Each year over 1,500 incoming UMBC students are required to attend a mandatory orientation that includes advising and registration. Without guidance counselors and parents, these students rely on faculty and staff to help plan their academic life for the next four years. However, many of these students experience poor general academic advisement during this period that may lead to challenges throughout their collegiate career and affect their progress toward graduation.
Orientation advising is conducted by a combination of university faculty, staff and graduate students who undergo “very robust training” on academic programs and policies. Professional advisors are present but limited, and departmental advisors are generally not involved. This may leave new students, especially transfers, lost when it comes to very specific major requirements and academic progression.
The lack of departmental advising at orientation is mostly out of the control of the advising department, as contracted faculty are generally neither required nor available during the summer when orientation occurs, according to Dr.
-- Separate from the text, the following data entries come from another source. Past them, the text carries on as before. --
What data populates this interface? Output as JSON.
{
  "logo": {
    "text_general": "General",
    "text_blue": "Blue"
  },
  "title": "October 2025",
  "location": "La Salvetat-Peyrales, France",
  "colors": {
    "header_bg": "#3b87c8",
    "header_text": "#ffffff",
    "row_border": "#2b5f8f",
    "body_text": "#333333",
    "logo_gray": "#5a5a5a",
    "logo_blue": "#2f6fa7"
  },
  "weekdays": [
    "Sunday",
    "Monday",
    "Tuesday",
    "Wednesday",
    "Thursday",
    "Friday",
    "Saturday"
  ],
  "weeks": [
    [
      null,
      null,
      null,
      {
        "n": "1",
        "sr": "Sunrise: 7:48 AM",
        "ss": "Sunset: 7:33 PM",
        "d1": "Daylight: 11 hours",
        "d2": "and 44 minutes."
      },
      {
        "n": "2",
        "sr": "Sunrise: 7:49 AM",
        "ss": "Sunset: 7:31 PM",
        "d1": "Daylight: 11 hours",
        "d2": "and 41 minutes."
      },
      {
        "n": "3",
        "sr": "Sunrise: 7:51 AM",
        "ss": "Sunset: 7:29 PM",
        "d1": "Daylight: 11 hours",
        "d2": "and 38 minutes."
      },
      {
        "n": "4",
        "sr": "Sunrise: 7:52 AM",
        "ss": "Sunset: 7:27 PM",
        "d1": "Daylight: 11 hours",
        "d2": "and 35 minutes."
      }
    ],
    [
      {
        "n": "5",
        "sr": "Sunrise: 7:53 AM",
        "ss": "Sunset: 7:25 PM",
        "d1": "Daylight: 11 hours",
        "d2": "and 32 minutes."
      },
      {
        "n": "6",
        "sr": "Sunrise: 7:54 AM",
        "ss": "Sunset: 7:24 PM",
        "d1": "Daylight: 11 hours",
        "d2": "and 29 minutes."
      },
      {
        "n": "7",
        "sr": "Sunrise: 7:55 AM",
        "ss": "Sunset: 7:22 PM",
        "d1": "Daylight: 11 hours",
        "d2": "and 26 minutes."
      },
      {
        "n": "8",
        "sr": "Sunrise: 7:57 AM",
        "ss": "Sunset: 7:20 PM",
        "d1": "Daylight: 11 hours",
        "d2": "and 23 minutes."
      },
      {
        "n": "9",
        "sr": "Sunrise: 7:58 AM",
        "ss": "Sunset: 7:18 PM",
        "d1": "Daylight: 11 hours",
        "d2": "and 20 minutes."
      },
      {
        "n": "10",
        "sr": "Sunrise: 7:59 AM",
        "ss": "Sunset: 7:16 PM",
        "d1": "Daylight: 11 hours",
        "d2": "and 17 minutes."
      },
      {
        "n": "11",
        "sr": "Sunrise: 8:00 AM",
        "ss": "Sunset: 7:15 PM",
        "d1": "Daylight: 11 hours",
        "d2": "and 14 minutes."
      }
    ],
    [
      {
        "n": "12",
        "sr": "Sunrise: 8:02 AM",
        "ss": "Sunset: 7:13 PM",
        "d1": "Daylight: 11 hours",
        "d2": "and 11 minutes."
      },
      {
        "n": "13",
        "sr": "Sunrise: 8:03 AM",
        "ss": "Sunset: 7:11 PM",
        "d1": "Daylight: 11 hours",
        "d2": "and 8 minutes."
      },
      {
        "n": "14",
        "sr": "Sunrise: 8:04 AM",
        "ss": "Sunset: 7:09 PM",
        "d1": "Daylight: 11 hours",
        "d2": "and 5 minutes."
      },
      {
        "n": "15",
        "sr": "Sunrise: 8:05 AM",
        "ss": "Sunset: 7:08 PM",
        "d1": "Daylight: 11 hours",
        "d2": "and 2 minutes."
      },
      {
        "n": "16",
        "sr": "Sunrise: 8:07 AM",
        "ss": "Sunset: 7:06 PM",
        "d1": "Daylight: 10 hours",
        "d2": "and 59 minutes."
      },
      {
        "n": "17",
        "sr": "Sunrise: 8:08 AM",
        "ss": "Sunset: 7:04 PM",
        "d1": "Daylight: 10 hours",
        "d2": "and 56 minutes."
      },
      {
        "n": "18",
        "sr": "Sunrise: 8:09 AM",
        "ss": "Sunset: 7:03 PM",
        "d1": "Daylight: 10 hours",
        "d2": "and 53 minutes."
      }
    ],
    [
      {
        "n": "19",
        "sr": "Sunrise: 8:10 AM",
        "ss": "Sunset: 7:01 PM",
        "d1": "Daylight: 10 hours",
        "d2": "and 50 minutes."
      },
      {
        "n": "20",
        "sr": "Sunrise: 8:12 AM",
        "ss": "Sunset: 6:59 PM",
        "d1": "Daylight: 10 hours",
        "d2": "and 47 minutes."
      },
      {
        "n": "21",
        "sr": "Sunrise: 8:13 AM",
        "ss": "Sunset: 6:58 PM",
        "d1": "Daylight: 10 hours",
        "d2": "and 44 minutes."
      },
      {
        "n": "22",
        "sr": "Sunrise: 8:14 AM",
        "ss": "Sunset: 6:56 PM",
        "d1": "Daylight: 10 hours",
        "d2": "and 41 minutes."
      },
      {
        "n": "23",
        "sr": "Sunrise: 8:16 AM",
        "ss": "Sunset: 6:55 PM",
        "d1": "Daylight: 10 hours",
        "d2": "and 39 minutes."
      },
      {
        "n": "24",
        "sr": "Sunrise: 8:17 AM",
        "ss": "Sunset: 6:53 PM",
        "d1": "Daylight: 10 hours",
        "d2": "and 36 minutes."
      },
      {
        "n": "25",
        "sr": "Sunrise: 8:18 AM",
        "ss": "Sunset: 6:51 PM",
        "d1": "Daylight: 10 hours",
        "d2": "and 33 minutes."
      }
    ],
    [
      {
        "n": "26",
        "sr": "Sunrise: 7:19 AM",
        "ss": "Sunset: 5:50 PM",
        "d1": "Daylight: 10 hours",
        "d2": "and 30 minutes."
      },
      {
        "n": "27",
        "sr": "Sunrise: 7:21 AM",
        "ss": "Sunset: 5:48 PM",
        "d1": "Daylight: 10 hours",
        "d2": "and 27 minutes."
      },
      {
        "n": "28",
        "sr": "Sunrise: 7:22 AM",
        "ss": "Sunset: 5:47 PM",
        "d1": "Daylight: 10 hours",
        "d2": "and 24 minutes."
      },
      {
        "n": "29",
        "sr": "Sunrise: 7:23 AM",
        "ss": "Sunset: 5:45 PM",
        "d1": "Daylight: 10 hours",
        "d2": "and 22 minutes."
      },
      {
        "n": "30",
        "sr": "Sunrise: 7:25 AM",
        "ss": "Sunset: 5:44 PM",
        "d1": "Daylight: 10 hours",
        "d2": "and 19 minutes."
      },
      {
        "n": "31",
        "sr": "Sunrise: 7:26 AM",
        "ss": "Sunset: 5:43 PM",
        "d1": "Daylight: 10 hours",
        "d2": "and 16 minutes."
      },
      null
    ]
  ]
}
Kenneth Baron, the Assistant Vice Provost for Academic Advising and Student Success.
For the advising department, orientation advising is designed to give a tentative general first-semester schedule. “We’re training graduate advisors to be master generalists,” said Baron, who speaks to “giving these grad students a chance.”
Online surveys conducted at the end of orientation advisement show that most students have positive experiences. Most negative comments run along the lines of full courses or conflicting schedule of classes, however many of these complaints occur during late registration in August, representing a “much different experience” than earlier orientation dates, according to Baron.
Transitioning from orientation to a permanent advisor is a vastly different process in which students encounter a multitude of problems adjusting to a major or professional path. The most common complaint following orientation advisement is that students are unaware of who their permanent advisor is and ultimately left to find one themselves.
”We know advising is not where it should be,” said Baron. The problem is large enough now that the provost appealed to Baron personally to create the Advising Task Force, which works to improve the advising experience for students. He acknowledges the process as “growing pains” of a newly founded university.
Issues are being addressed through the establishment and operation of multiple organizations including the Advising Task Force and the Student Administration Academic Advisory Committee. SAAAC’s agenda includes measurable and attainable goals and projects and works in conjunction with other UMBC committees. Some of these projects include advisor to advisee enhancements, new software and plugins for PeopleSoft, the current registration platform.
SAAAC and other committees are creating tools to streamline the process for current and future students, introducing applications that allow students and advisors to directly see and track the student’s progress. These include the “degree donut” located in the myUMBC user profile, which allows students to track their way to graduation and a new application called Degree Planner, created for the purpose of streamlining the advisor-advisee process.
With the technological advancements in operation, current students are still left with impersonal emails, faceless advisors and a lack of understanding the comprehensive balance between academic progression, personal life and career outlook.
Baron and the ATF have created a structured plan for improvement. The advising department will hopefully, in the future, take action to those points. This would call for professional advisors in every department, longer advising windows and an incentive career ladder for advisors who have displayed measurable success.
“It’s all about advanced communication, longer yield periods and getting the word out so that students can get in, get advised and graduate in a reasonable amount of time,” said Baron.
“Advising is a partnership at UMBC” is the message of the administration, but the advisor-advisee “partnership” is begging for improvement as students stumble towards graduating in a reasonable amount of time. Communication and cooperation between the student body and administration seem to be the only viable, immediate solutions to improving these relationships and minimizing the uphill battle to graduate.